We can make anything pretty complicated if we want to; the same is true of VSMT. While the concept of a stuck joint and an adjustment aren’t too convoluted, the amazing changes behind the scenes are! When joints are stuck they create inflammation that can affect the ability of surrounding nerves to translate signals. Our nerves, brain and spinal cord (the central nervous system) controls everything in our body from our eye color to whether or not we can breathe properly. Improving the ability of any nerve to translate signals can improve anything that nerve was involved with. This is the part that gets a little confusing for some people. The ability of an adjustment to positively affect the central nervous system is how chiropractic care can help patients with symptoms other than stiff necks and sore backs.
The very first human chiropractic patient was a man named Harvey Lillard. Harvey, who had been deaf for nearly 17 years, was a janitor in a building where Dr. D.D. Palmer had his office. Harvey became deaf when he lifted a heavy package from a stooped position, he felt something “give way” in his back and soon lost his hearing. When Dr. Palmer learned how Harvey became deaf, he wondered whether or not fixing the lump that remained in Harvey’s back would restore his hearing. Dr. Palmer convinced Harvey to let him adjust him in 1895, and his hearing returned shortly thereafter!
Over the years through thousands of VSMT patients I am continually impressed with the effectiveness of VSMT. So much so, that it is impossible to describe a single case that illustrates my point, rather I’d like to introduce you to some of my patients. There’s Cody, a beautiful paint gelding, who had a single line of hair standing up over his rump for years. After being adjusted not only did Cody move better, but his hair lay down and hasn’t stood up since. There’s Tabask, an elegant gray Arabian gelding, who occasionally gets stiff going one direction and stops bending well. After being adjusted, he performs his dressage maneuvers effortlessly. There’s Meridian, a majestic bay mare, who sometimes locks her stifle. After her adjustments, she moves well with no catching for quite a while! There’s Ralph, a wise beyond his 26 years Arabian gelding, who had rotated his hocks outward with every step since he was a yearling. After his adjustments he walks straight with no rotation! There’s Sarah, an athletic barrel racer, who absolutely panicked whenever someone approached her head. After her adjustments (it took a long, long time and a lot of patience!) she has relaxed about her head handling and is performing better than ever!

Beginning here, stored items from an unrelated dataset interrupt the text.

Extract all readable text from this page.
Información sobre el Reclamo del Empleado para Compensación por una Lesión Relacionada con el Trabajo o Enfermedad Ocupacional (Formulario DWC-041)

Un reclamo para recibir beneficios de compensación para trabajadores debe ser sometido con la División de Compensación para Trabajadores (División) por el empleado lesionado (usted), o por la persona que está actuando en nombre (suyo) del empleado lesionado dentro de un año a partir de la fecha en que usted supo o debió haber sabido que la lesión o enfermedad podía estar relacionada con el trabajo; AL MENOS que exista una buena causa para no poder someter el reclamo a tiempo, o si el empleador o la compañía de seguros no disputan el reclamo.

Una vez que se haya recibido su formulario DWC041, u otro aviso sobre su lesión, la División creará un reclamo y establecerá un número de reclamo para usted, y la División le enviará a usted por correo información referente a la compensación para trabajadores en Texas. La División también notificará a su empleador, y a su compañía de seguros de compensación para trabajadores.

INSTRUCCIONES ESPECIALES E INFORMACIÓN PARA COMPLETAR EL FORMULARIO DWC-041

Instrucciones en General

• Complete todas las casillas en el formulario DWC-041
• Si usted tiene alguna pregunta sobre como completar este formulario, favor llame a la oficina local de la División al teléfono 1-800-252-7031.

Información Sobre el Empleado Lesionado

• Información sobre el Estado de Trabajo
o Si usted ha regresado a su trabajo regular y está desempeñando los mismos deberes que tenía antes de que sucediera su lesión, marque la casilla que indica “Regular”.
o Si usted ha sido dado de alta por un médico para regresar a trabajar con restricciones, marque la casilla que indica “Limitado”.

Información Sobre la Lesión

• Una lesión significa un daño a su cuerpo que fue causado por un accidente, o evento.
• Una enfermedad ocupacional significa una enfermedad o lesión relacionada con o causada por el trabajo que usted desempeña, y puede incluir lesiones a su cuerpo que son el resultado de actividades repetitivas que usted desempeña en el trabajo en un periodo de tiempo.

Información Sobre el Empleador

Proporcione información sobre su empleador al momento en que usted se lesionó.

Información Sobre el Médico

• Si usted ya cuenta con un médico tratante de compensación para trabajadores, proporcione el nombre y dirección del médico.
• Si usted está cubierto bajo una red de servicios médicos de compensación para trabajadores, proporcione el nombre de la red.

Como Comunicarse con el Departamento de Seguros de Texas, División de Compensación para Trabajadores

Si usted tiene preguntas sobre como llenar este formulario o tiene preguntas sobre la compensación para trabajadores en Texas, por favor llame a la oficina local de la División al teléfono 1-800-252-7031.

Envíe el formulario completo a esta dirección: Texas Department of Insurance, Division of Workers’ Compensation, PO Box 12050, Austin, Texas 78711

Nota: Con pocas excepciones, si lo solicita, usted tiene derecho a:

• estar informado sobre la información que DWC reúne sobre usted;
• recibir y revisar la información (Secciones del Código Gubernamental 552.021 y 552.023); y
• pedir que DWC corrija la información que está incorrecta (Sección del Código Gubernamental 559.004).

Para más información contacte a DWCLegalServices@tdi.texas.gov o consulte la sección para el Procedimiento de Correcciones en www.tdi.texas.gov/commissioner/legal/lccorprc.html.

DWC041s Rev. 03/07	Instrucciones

Advances in technology and knowledge are important! With any luck, such advances are going to find a cure for cancer, make “navicular disease” a thing of the past and prevent white horses from staining themselves with manure & mud at every turn! In my world, keeping things simple is just as important. In veterinary practice, I get to do some really amazing things. But when I make an unhappy horse happy or a poorly moving horse fluid with nothing but my hands and a little love it is absolutely the coolest thing I do!